兄が取り込んでおいてくれた洗濯物を確かめてみる。

いつもより格段に香りがきつい。

最近うっすら感じていた生臭さみたいなものがいっさい消えて、そのぶん洗剤や柔軟剤の香りが効きすぎている感じだ。



「へえ、こんなに変わるものなのか」

「初めてそんなとこ掃除したからさ、汚れ半端なかったよ。

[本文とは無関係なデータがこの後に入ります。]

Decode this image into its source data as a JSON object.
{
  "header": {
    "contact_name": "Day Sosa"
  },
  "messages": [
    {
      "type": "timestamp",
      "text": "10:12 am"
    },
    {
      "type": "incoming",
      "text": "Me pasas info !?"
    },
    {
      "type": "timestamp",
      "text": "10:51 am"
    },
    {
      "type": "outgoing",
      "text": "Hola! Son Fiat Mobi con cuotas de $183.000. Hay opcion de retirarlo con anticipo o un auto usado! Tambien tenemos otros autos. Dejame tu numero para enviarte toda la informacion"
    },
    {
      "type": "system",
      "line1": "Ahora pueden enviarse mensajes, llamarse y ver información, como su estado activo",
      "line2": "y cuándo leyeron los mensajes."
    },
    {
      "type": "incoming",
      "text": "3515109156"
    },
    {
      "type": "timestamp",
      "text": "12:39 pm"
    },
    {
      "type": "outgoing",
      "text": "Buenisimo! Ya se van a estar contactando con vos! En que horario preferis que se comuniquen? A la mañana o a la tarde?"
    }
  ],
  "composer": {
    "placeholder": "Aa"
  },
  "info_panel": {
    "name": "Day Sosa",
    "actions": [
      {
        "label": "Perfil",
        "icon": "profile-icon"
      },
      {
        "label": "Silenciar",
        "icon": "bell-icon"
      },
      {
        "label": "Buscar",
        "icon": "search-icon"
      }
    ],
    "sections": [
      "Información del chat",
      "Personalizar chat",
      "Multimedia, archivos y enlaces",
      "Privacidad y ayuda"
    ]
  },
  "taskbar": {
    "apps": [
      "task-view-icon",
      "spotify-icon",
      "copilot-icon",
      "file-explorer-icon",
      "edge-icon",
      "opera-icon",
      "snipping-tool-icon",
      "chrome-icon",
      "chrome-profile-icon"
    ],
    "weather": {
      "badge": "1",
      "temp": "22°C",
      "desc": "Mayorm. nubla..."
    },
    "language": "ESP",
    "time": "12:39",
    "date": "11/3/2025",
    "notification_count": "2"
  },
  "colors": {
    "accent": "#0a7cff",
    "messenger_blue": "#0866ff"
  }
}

これからは定期的にやることにする」

「今度俺にもやり方教えて」



手に持ったついでに洗濯物を何枚かたたもうとしたとき、テーブルの上の、バラバラになった携帯が目に入った。

そろそろ乾いているだろうか。



「どうした、それ」

「掃除してるとき、洗濯機の中に落としちゃって」

「あらら、動きそうか?」



どうだろう…。

電池パックやカードを元通りに挿して、祈るような気持ちで電源を入れてみる。

なにも起こらない。


心細さに、手が震えた。

こうしている間にも、健吾くんから連絡が来ていたりしたら。

私のほうに話す意思がないと思われていたりしたら。

たぶん青い顔をしていた私の隣に、兄が座った。



「ないと不便だろ、新しいの買うか」

「でも…」

「復活しても、一度水没したんだったら、早めに替えたほうがいいし。これから一緒に行ってやるよ」

「ごめん…」



不注意で、無駄なお金使わせちゃって、本当に申し訳ない。

しょげる私の頭を叩いて、「行こう」と兄が笑った。